Betroffen ist das Lernmanagementsystem Canvas, das von Bildungseinrichtungen in zahlreichen Ländern genutzt wird, um Lerninhalte, Aufgaben, Noten und die Kommunikation zwischen Lehrpersonal und Schülern oder Studenten zu verwalten.

Laut Bleeping Computer(öffnet im neuen Fenster) nutzten die Angreifer eine Sicherheitslücke aus, um auf den Anmeldeseiten und in der Canvas-App eine Botschaft einzuschleusen. Darin übernimmt Shinyhunters die Verantwortung für den vorherigen Hack und droht den jeweiligen Schulen mit der Veröffentlichung ihrer Daten, sofern sie nicht über einen Tox-Chat Kontakt aufnehmen und mit den Angreifern über eine Lösegeldzahlung verhandeln.
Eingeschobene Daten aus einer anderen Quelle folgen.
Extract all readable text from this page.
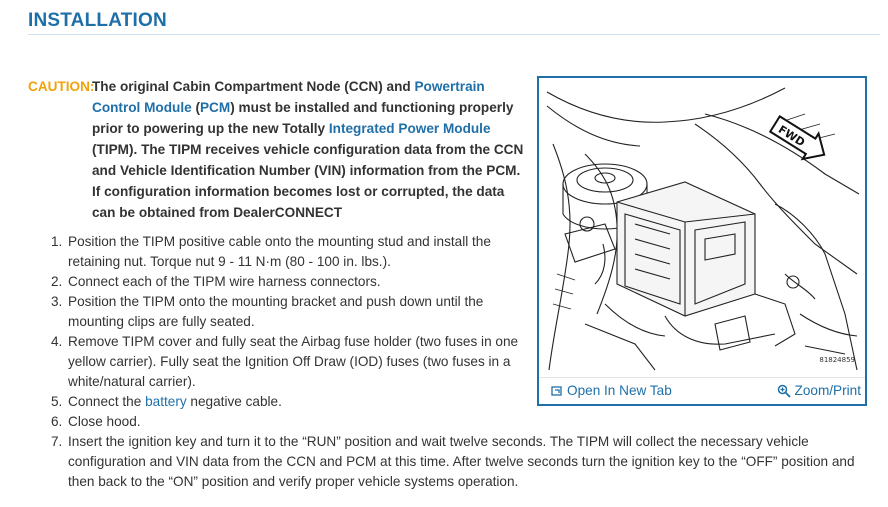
INSTALLATION
CAUTION:
The original Cabin Compartment Node (CCN) and Powertrain Control Module (PCM) must be installed and functioning properly prior to powering up the new Totally Integrated Power Module (TIPM). The TIPM receives vehicle configuration data from the CCN and Vehicle Identification Number (VIN) information from the PCM. If configuration information becomes lost or corrupted, the data can be obtained from DealerCONNECT
1. Position the TIPM positive cable onto the mounting stud and install the retaining nut. Torque nut 9 - 11 N·m (80 - 100 in. lbs.).
2. Connect each of the TIPM wire harness connectors.
3. Position the TIPM onto the mounting bracket and push down until the mounting clips are fully seated.
4. Remove TIPM cover and fully seat the Airbag fuse holder (two fuses in one yellow carrier). Fully seat the Ignition Off Draw (IOD) fuses (two fuses in a white/natural carrier).
5. Connect the battery negative cable.
6. Close hood.
7. Insert the ignition key and turn it to the “RUN” position and wait twelve seconds. The TIPM will collect the necessary vehicle configuration and VIN data from the CCN and PCM at this time. After twelve seconds turn the ignition key to the “OFF” position and then back to the “ON” position and verify proper vehicle systems operation.
FWD
81824859
Open In New Tab	Zoom/Print
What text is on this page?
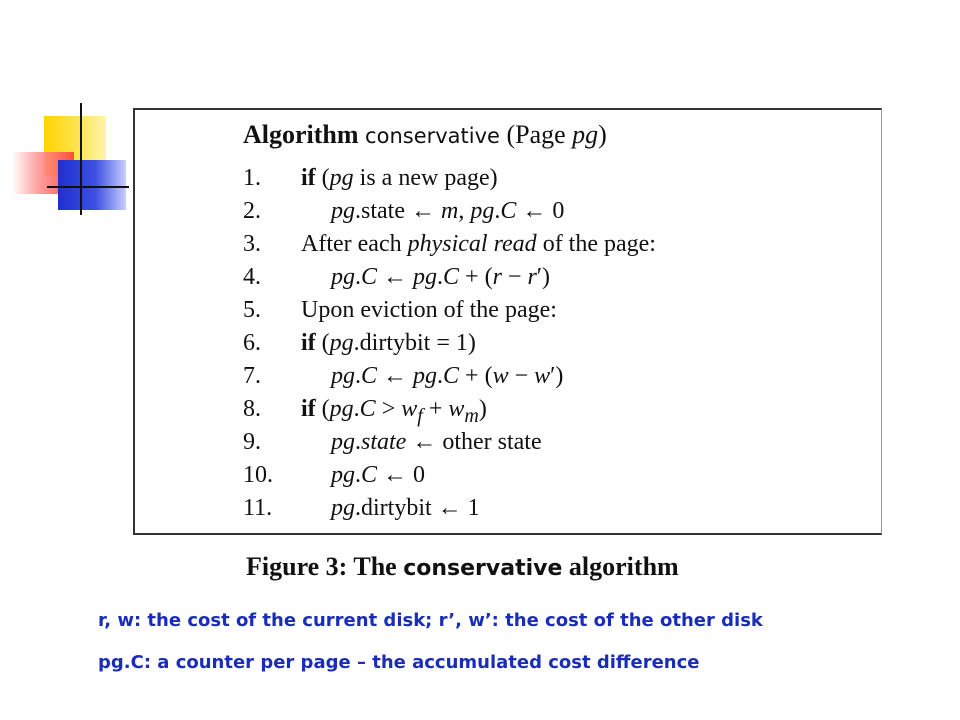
Algorithm conservative (Page pg)
1. if (pg is a new page)
2.	pg.state ← m, pg.C ← 0
3. After each physical read of the page:
4.	pg.C ← pg.C + (r − r′)
5. Upon eviction of the page:
6. if (pg.dirtybit = 1)
7.	pg.C ← pg.C + (w − w′)
8. if $(pg.C > w_f + w_m)$
9.	pg.state ← other state
10. pg.C ← 0
11. pg.dirtybit ← 1
Figure 3: The conservative algorithm
r, w: the cost of the current disk; r’, w’: the cost of the other disk
pg.C: a counter per page – the accumulated cost difference
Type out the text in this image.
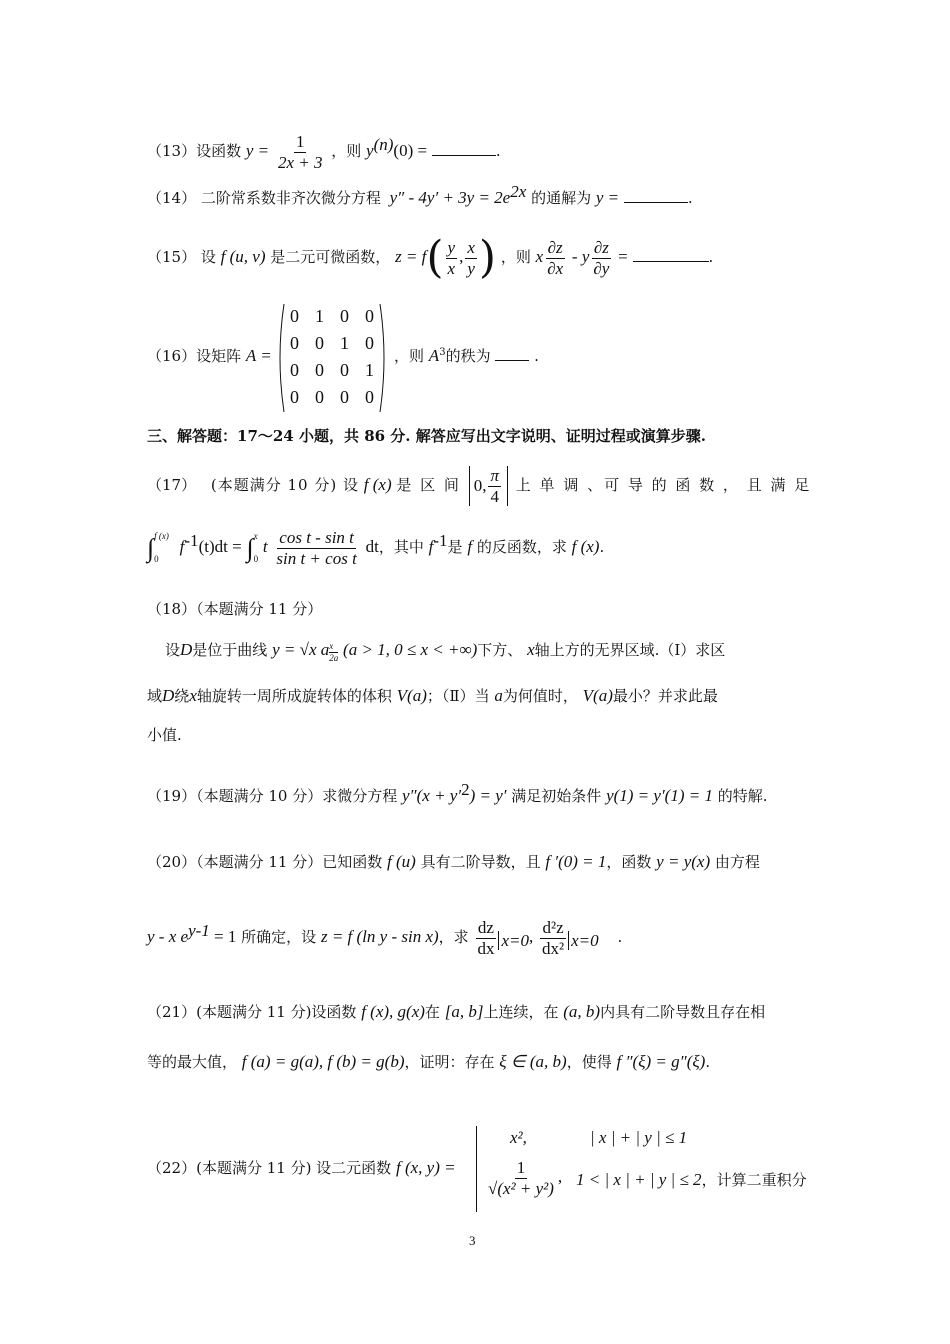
（13）设函数 $y = \frac{1}{2x + 3}$ ，则 $y^{(n)}(0)$ =	.
（14） 二阶常系数非齐次微分方程 $y'' - 4y' + 3y = 2e^{2x}$ 的通解为 y =	.
（15） 设 f (u, v) 是二元可微函数， $z = f( \frac{y}{x}$ , $\frac{x}{y}$ ) ，则 x $\frac{\partial z}{\partial x}$ - y $\frac{\partial z}{\partial y}$ =	.
（16）设矩阵 A =
0 1 0 0
0 0 1 0
0 0 0 1
0 0 0 0
，则 $A^3$的秩为	.
三、解答题：17～24 小题，共 86 分. 解答应写出文字说明、证明过程或演算步骤.
（17） (本题满分 10 分) 设 f (x) 是 区 间 0, $\frac{\pi}{4}$ 上 单 调 、可 导 的 函 数 ， 且 满 足
∫ f (x)
0
$f^{-1}(t)dt$ = ∫ x
0
t $\frac{\text{cos t - sin t}}{\text{sin t + cos t}}$ dt，其中 $f^{-1}$是 f 的反函数，求 f (x).
（18）（本题满分 11 分）
设D是位于曲线 y = √x a $^{\frac{x}{2a}}$ (a > 1, 0 ≤ x < +∞)下方、 x轴上方的无界区域.（Ⅰ）求区
域D绕x轴旋转一周所成旋转体的体积 V(a)；（Ⅱ）当 a为何值时， V(a)最小？并求此最
小值.
（19）（本题满分 10 分）求微分方程 $y''(x + y'^2) = y'$ 满足初始条件 y(1) = y′(1) = 1 的特解.
（20）（本题满分 11 分）已知函数 f (u) 具有二阶导数，且 f ′(0) = 1，函数 y = y(x) 由方程
y - x $e^{y-1} = 1$ 所确定，设 z = f (ln y - sin x)，求 $\frac{dz}{dx} _{x=0}$, $\frac{\text{d²z}}{\text{dx²}} _{x=0}$ .
（21）(本题满分 11 分)设函数 f (x), g(x)在 [a, b]上连续，在 (a, b)内具有二阶导数且存在相
等的最大值， f (a) = g(a), f (b) = g(b)，证明：存在 ξ ∈ (a, b)，使得 f ″(ξ) = g″(ξ).
（22）(本题满分 11 分) 设二元函数 f (x, y) =
x²,	| x | + | y | ≤ 1
$\frac{1}{\text{√(x² + y²)}}$ , 1 < | x | + | y | ≤ 2，计算二重积分
3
Canvas-Portale abgeschaltet

Die Hackergruppe gibt den Bildungseinrichtungen bis zum 12. Mai Zeit für die Kontaktaufnahme. Diese Frist gilt auch für Instructure, sofern der Dienstleister das Lösegeld selbst zahlen will. Auch eine Liste der etwa 9.000 betroffenen Schulen und Universitäten wurde bereitgestellt. Diese kursiert bereits auf Plattformen wie X(öffnet im neuen Fenster) und enthält auch einige deutsche Bildungseinrichtungen.

Laut Bleeping Computer waren die verunstalteten Canvas-Anmeldeseiten nur für etwa 30 Minuten sichtbar. Danach soll der Anbieter die Plattform vom Netz genommen haben. Zudem scheint die Botschaft der Angreifer nicht bei allen im Leak inkludierten Bildungseinrichtungen eingeschleust worden zu sein. Im Bericht ist lediglich von 330 betroffenen Einrichtungen die Rede.

Shinyhunters behauptet, über alle Schulen und Unis hinweg etwa 280 Millionen Datensätze von Lehrpersonal, Schülern und Studenten erbeutet zu haben. Darunter sollen sich private Nachrichten und Registrierungsdaten befinden. Der gleiche Cyberakteur erpresste erst kürzlich mehrere namhafte Unternehmen, darunter das Videoportal Vimeo, der Medizintechnik-Konzern Medtronic und die E-Learning-Plattform Udemy.